Throughout the film, Tarantino gives us a series of cool characters – laid back Vincent, femme fatale Mia Wallace, tough but sensitive boxer Butch – and then strips away the façade. As Tarantino himself puts it, each of these characters could be the star of their own movie, and they act as if they are (it’s not surprising that Vincent and Butch bristle when they briefly cross paths: it’s as if the leading men from two separate films met in the same narrative). All, to start with, carry the kind of self-possession only movie characters can sustain. It is a trait of the suave movie hero that they will always have the knowledge or skill a scene requires: James Bond, for example, is cool because he always knows what to do. The pop-cultural awareness shown by Tarantino’s characters is an everyday version of the same thing. When offered a choice between “Amos ‘n’ Andy” and “Martin ‘n’ Lewis,” Vincent is cool because he instantly picks up that he is being asked to choose between chocolate and vanilla. This is why Vincent and Mia get along so well in this scene: Vincent is in his element at Jack Rabbit Slims, and he seems smooth because he gets all the references and can do the right dance moves. (Hence his torment after he takes Mia home: he’s had a perfect date, but he can’t afford to capitalise on it).

In real life it’s impossible to maintain such a front. Sooner or later someone will offer us the choice of “Amos ‘n’ Andy” or “Martin ‘n’ Lewis” and we will respond simply with a befuddled “huh?” Pulp Fiction is an extended examination of these self-confident criminals in just such moments: discovering they are not quite as together as they thought they were. Vince, always in the bathroom at the wrong time, is reduced to a nervous wreck by Mia’s overdose, splattered in blood, stripped of his uniform and dressed like a “dork,” embarrassed by the much cooler Winston Wolf, and finally gunned down by Butch. Mia, for all her status and assurance, can’t tell her drugs apart and overdoses, reducing her to the level of a mere junkie. Butch is beaten, bound, gagged, and only narrowly escapes being raped by sadomasochistic urban hillbillies. Minor characters fare even worse. The kids who stole from Marcellus are all killed; Marvin, who presumably thought he’d escape this fate by acting as informant, has his head blown off.

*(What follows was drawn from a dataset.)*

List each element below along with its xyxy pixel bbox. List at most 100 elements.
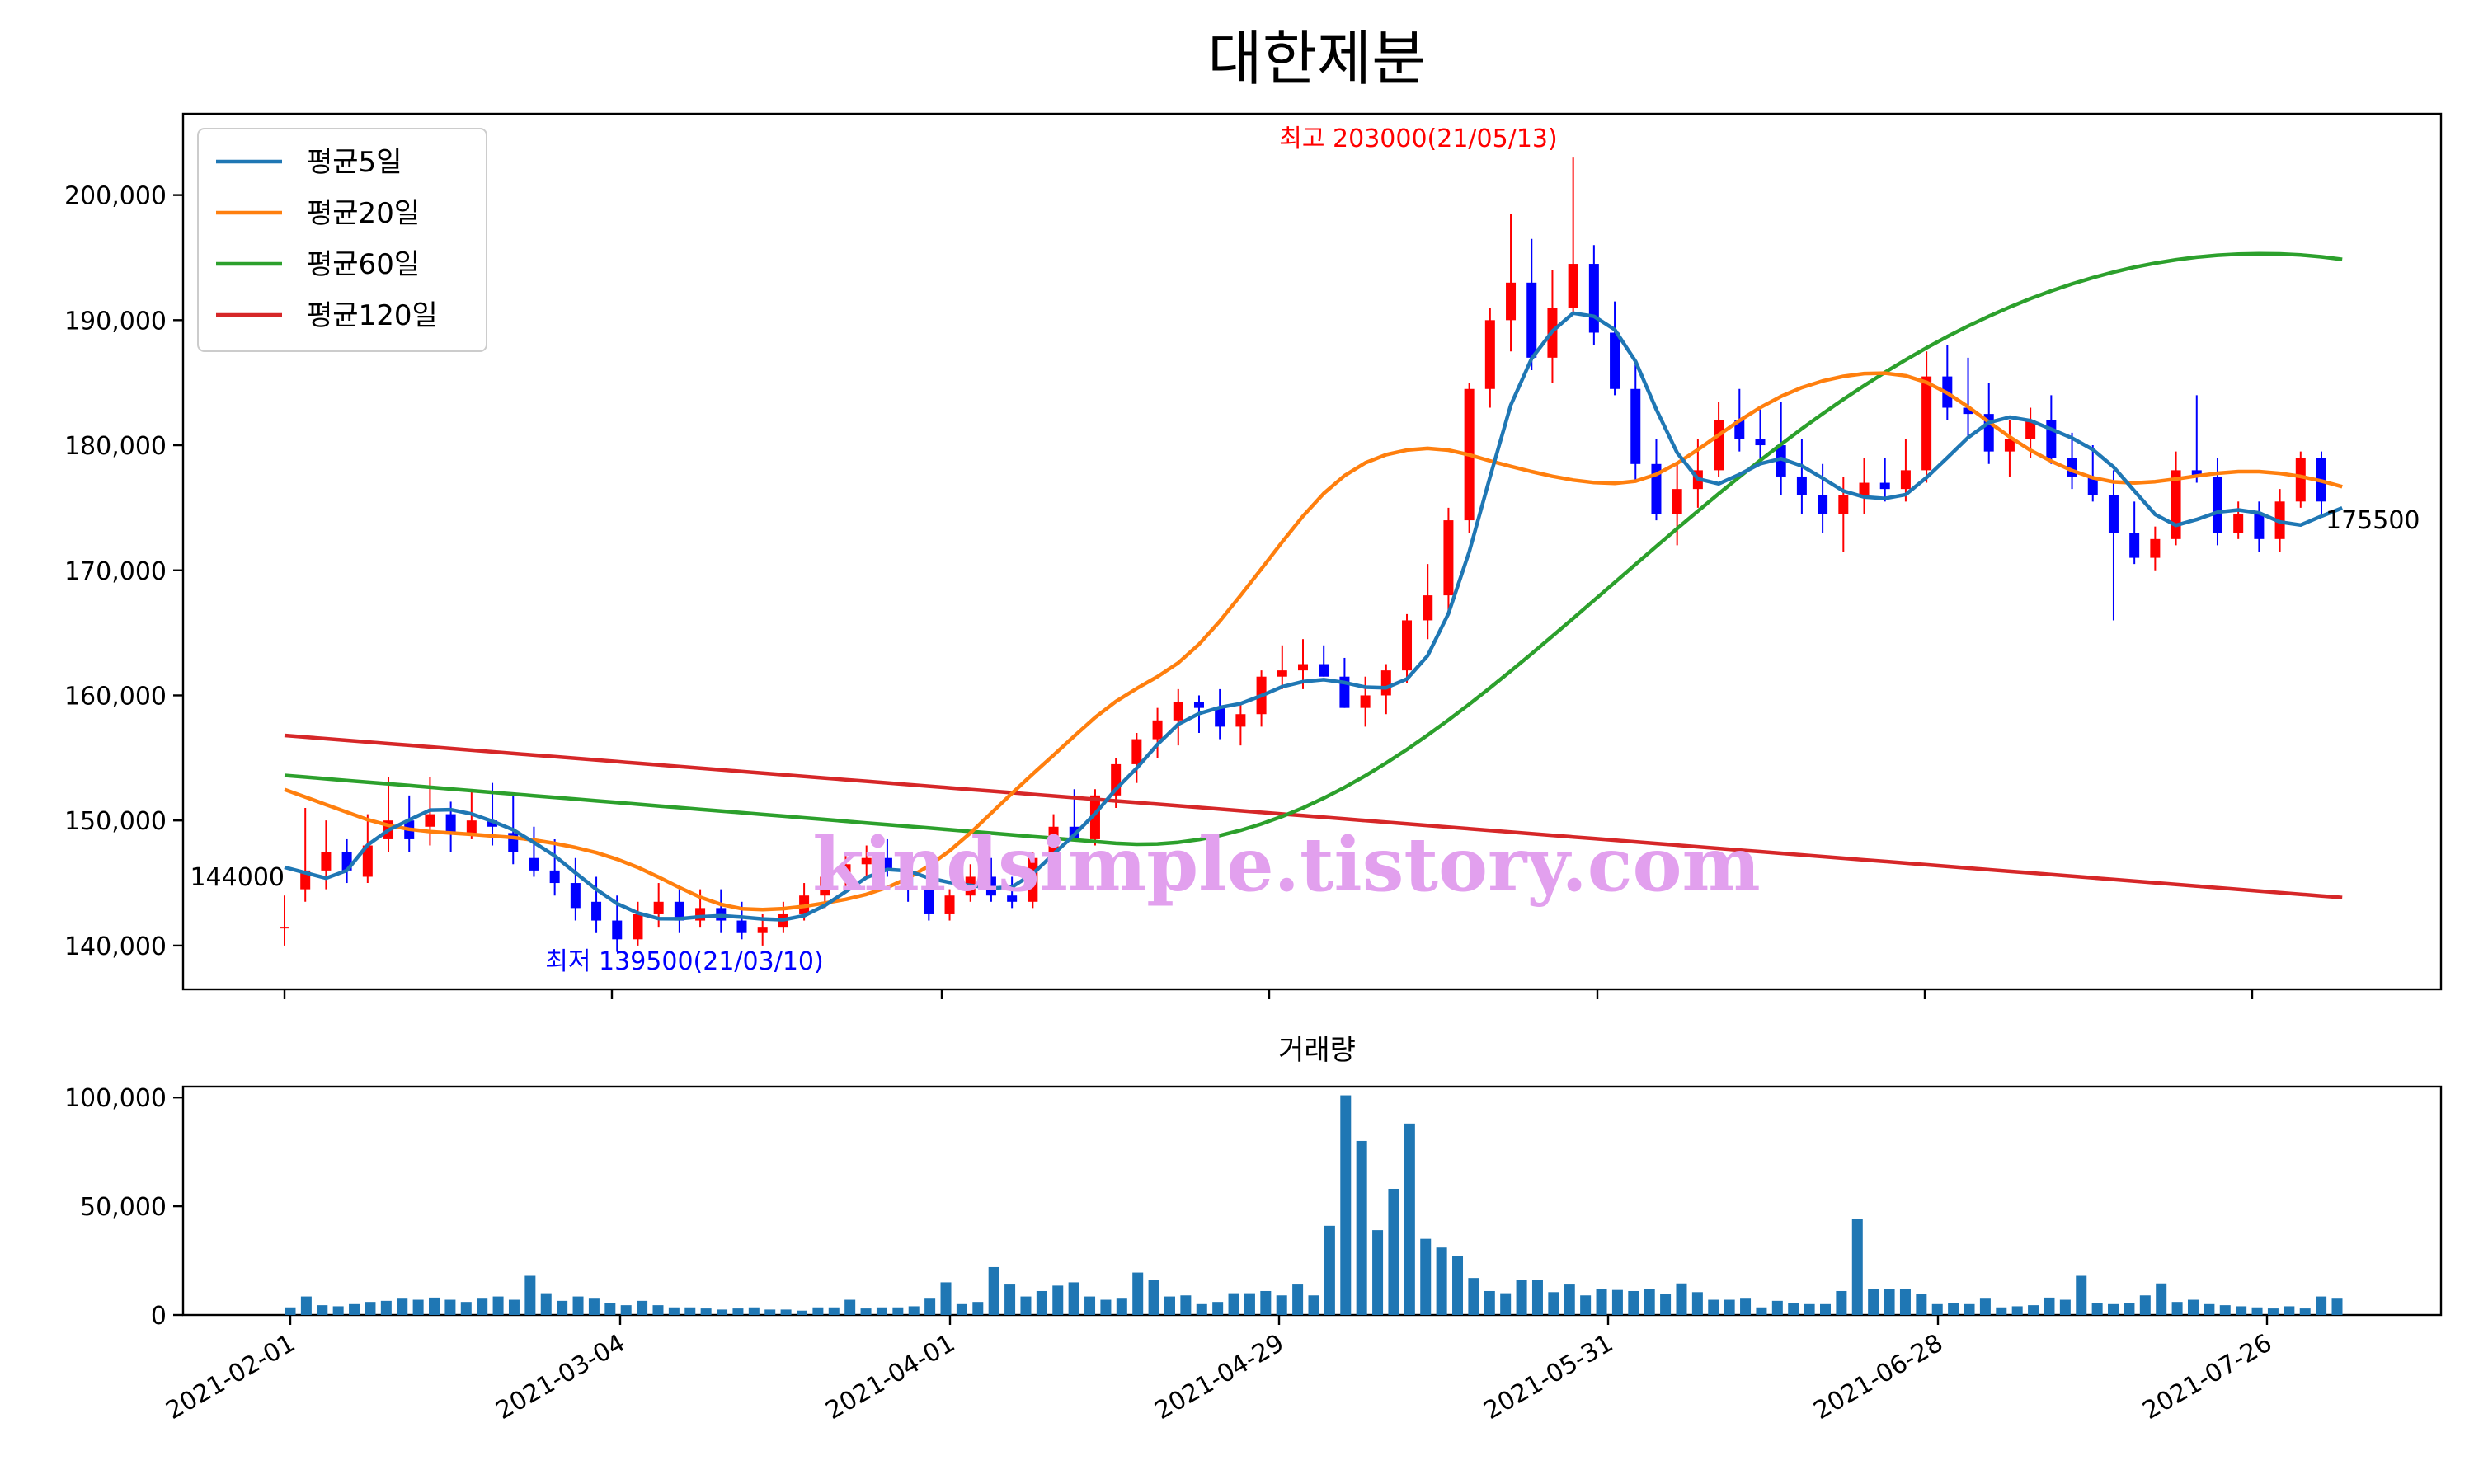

In Tarantino’s universe, crime doesn’t pay, and the characters’ cultivated veneer of cool provides only the illusion of control. The film’s non-chronological structure serves to heighten the impact of the choices made by the protagonists. At the end, a chastened Jules feels he has received a message from God and decides to quit the “life.” Vincent argues with him, and both leave the diner in a mock-victorious moment at film’s close, having regained the suitcase and dealt with the robbery. Yet Tarantino has let us know that Vince won’t survive: he doesn’t heed the warning and is bloodily dispatched by Butch. Butch, like Jules, is a character who has flirted with crime and come close to death, but is now trying to escape. As such, Butch earns the film’s other happy ending, riding off into the sunset on his motorbike. Throughout his first three films, Tarantino privileges the characters trying to get out of the criminal world: those who seek it out almost invariably end up dead.

Pumpkin and Honey Bunny’s bracketing story highlights one couple as they make the wrong choice. The rest of the film shows what’s wrong with their supposedly safe plan for robbing cafes: in Tarantino’s world, hubris is no protection. No matter how tough and cool a Tarantino character is, there’s always somebody else badder, meaner or simply luckier around the corner. Pumpkin is fortunate that in this case it’s Jules, who’s going through a “transitional period.” As Jules points out, small time criminals like Pumpkin are in fact “the weak,” and they will always be vulnerable to bigger fish like Jules: the “tyranny of evil men.”

Tarantino’s imitators may be more purely entertaining: Guy Ritchie’s Lock Stock and Two Smoking Barrels and Snatch are probably funnier than either Pulp Fiction or Reservoir Dogs. Yet few of those who have followed in Tarantino’s wake have demonstrated the underlying intelligence that is found in Tarantinos’ films.